Humans thrive in conditions that morality condemns. The peace and prosperity of one generation stand on the injustices of earlier generations; the delicate sensibilities of liberal societies are fruits of war and empire. The same is true of individuals. Gentleness flourishes in sheltered lives; an instinctive trust in others is rarely strong in people who have struggled against the odds. The qualities we say we value above all others cannot withstand ordinary life. Happily, we do not value them as much as we say we do. Much that we admire comes from things we judge to be evil or wrong. This is true of morality itself.
Machiavelli’s The Prince has long been condemned for preaching immorality. It teaches that anyone who tries to be honourable in the struggle for power will surely come to grief: winning and keeping power requires virtu, boldness and a talent for dissimulation. (Machiavelli’s teaching is scandalous even today, when everyone wants to be a prince.) Hobbes’s Leviathan was attacked for observing that, in war, force and fraud are virtues. The lesson of Bernard de Mandeville’s The Fable of the Bees is that prosperity is driven by vice – by greed, vanity and envy. If Nietzsche still has the power to shock, it is because he showed that some of the virtues we most admire are sublimations of motives – such as cruelty and resentment – we most strongly condemn.
In these writers a forbidden truth is made plain. It is not only that the good life has very little to do with ‘morality’. It flourishes only because of ‘immorality’.

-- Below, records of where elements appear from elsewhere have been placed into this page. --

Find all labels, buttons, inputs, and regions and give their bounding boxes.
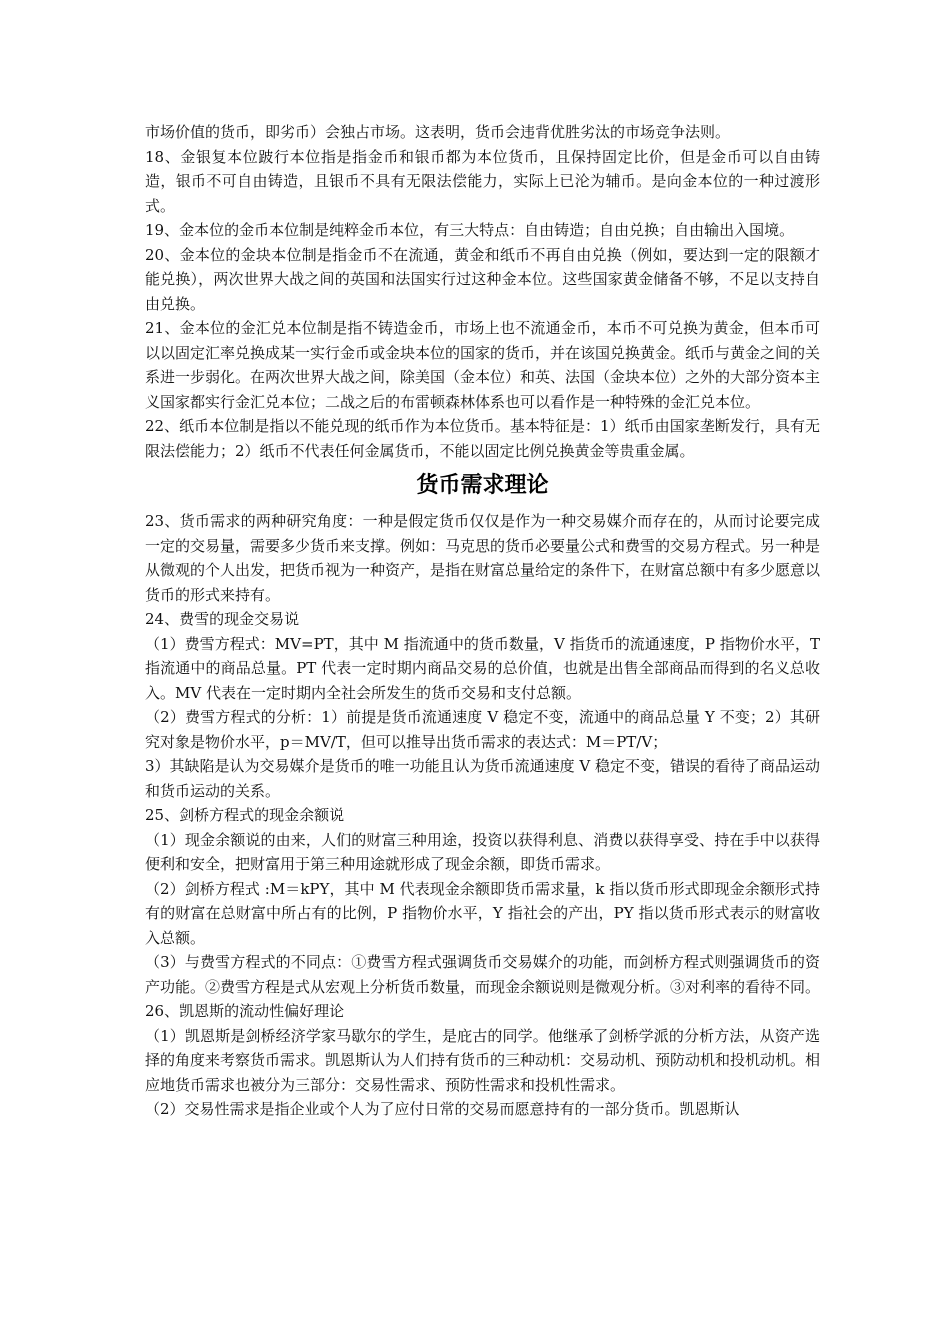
paragraph-top-2: 18、金银复本位跛行本位指是指金币和银币都为本位货币，且保持固定比价，但是金币可以自由铸造，银币不可自由铸造，且银币不具有无限法偿能力，实际上已沦为辅币。是向金本位的一种过渡形式。 — [145, 147, 820, 215]
paragraph-bottom-2: 24、费雪的现金交易说 — [145, 610, 300, 628]
paragraph-top-1: 市场价值的货币，即劣币）会独占市场。这表明，货币会违背优胜劣汰的市场竞争法则。 — [145, 123, 731, 141]
paragraph-bottom-1: 23、货币需求的两种研究角度：一种是假定货币仅仅是作为一种交易媒介而存在的，从而讨论要完成一定的交易量，需要多少货币来支撑。例如：马克思的货币必要量公式和费雪的交易方程式。另一种是从微观的个人出发，把货币视为一种资产，是指在财富总量给定的条件下，在财富总额中有多少愿意以货币的形式来持有。 — [145, 512, 821, 604]
section-title: 货币需求理论 — [416, 473, 549, 498]
paragraph-bottom-5: 3）其缺陷是认为交易媒介是货币的唯一功能且认为货币流通速度 V 稳定不变，错误的看待了商品运动和货币运动的关系。 — [145, 757, 820, 800]
paragraph-bottom-11: （1）凯恩斯是剑桥经济学家马歇尔的学生，是庇古的同学。他继承了剑桥学派的分析方法，从资产选择的角度来考察货币需求。凯恩斯认为人们持有货币的三种动机：交易动机、预防动机和投机动机。相应地货币需求也被分为三部分：交易性需求、预防性需求和投机性需求。 — [145, 1026, 821, 1094]
paragraph-bottom-10: 26、凯恩斯的流动性偏好理论 — [145, 1002, 345, 1020]
paragraph-bottom-8: （2）剑桥方程式 :M＝kPY，其中 M 代表现金余额即货币需求量，k 指以货币形式即现金余额形式持有的财富在总财富中所占有的比例，P 指物价水平，Y 指社会的产出，PY 指以货币形式表示的财富收入总额。 — [145, 879, 820, 947]
paragraph-top-5: 21、金本位的金汇兑本位制是指不铸造金币，市场上也不流通金币，本币不可兑换为黄金，但本币可以以固定汇率兑换成某一实行金币或金块本位的国家的货币，并在该国兑换黄金。纸币与黄金之间的关系进一步弱化。在两次世界大战之间，除美国（金本位）和英、法国（金块本位）之外的大部分资本主义国家都实行金汇兑本位；二战之后的布雷顿森林体系也可以看作是一种特殊的金汇兑本位。 — [145, 319, 821, 411]
paragraph-bottom-9: （3）与费雪方程式的不同点：①费雪方程式强调货币交易媒介的功能，而剑桥方程式则强调货币的资产功能。②费雪方程是式从宏观上分析货币数量，而现金余额说则是微观分析。③对利率的看待不同。 — [145, 953, 821, 996]
paragraph-bottom-3: （1）费雪方程式：MV=PT，其中 M 指流通中的货币数量，V 指货币的流通速度，P 指物价水平，T 指流通中的商品总量。PT 代表一定时期内商品交易的总价值，也就是出售全部商品而得到的名义总收入。MV 代表在一定时期内全社会所发生的货币交易和支付总额。 — [145, 634, 820, 702]
paragraph-bottom-7: （1）现金余额说的由来，人们的财富三种用途，投资以获得利息、消费以获得享受、持在手中以获得便利和安全，把财富用于第三种用途就形成了现金余额，即货币需求。 — [145, 830, 820, 873]
document-page — [145, 120, 820, 1122]
paragraph-top-4: 20、金本位的金块本位制是指金币不在流通，黄金和纸币不再自由兑换（例如，要达到一定的限额才能兑换），两次世界大战之间的英国和法国实行过这种金本位。这些国家黄金储备不够，不足以支持自由兑换。 — [145, 245, 820, 313]
paragraph-top-3: 19、金本位的金币本位制是纯粹金币本位，有三大特点：自由铸造；自由兑换；自由输出入国境。 — [145, 221, 795, 239]
paragraph-bottom-4: （2）费雪方程式的分析：1）前提是货币流通速度 V 稳定不变，流通中的商品总量 Y 不变；2）其研究对象是物价水平，p＝MV/T，但可以推导出货币需求的表达式：M＝PT/V； — [145, 708, 820, 751]
paragraph-bottom-6: 25、剑桥方程式的现金余额说 — [145, 806, 345, 824]
paragraph-top-6: 22、纸币本位制是指以不能兑现的纸币作为本位货币。基本特征是：1）纸币由国家垄断发行，具有无限法偿能力；2）纸币不代表任何金属货币，不能以固定比例兑换黄金等贵重金属。 — [145, 417, 820, 460]
paragraph-bottom-12: （2）交易性需求是指企业或个人为了应付日常的交易而愿意持有的一部分货币。凯恩斯认 — [145, 1100, 740, 1118]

Moral philosophers have always evaded this truth. Aristotle began the evasion when he presented his doctrine of the Mean, which says that the virtues wax and wane together. Courage and prudence, justice and sympathy – all are highly developed in the best man. (Let us not forget that Aristotle speaks only of males.) But, as even Aristotle must have noticed, virtues can be rivals: a rigorous sense of justice can drive out sympathy. Worse, ‘virtue’ may depend on ‘vice’; courage often goes with a certain recklessness. Where vice and virtue are concerned, human beings are not all of one piece.
Moral philosophy is very largely a branch of fiction. Despite this, a philosopher has yet to write a great novel. The fact should not be surprising. In philosophy the truth about human life is of no interest.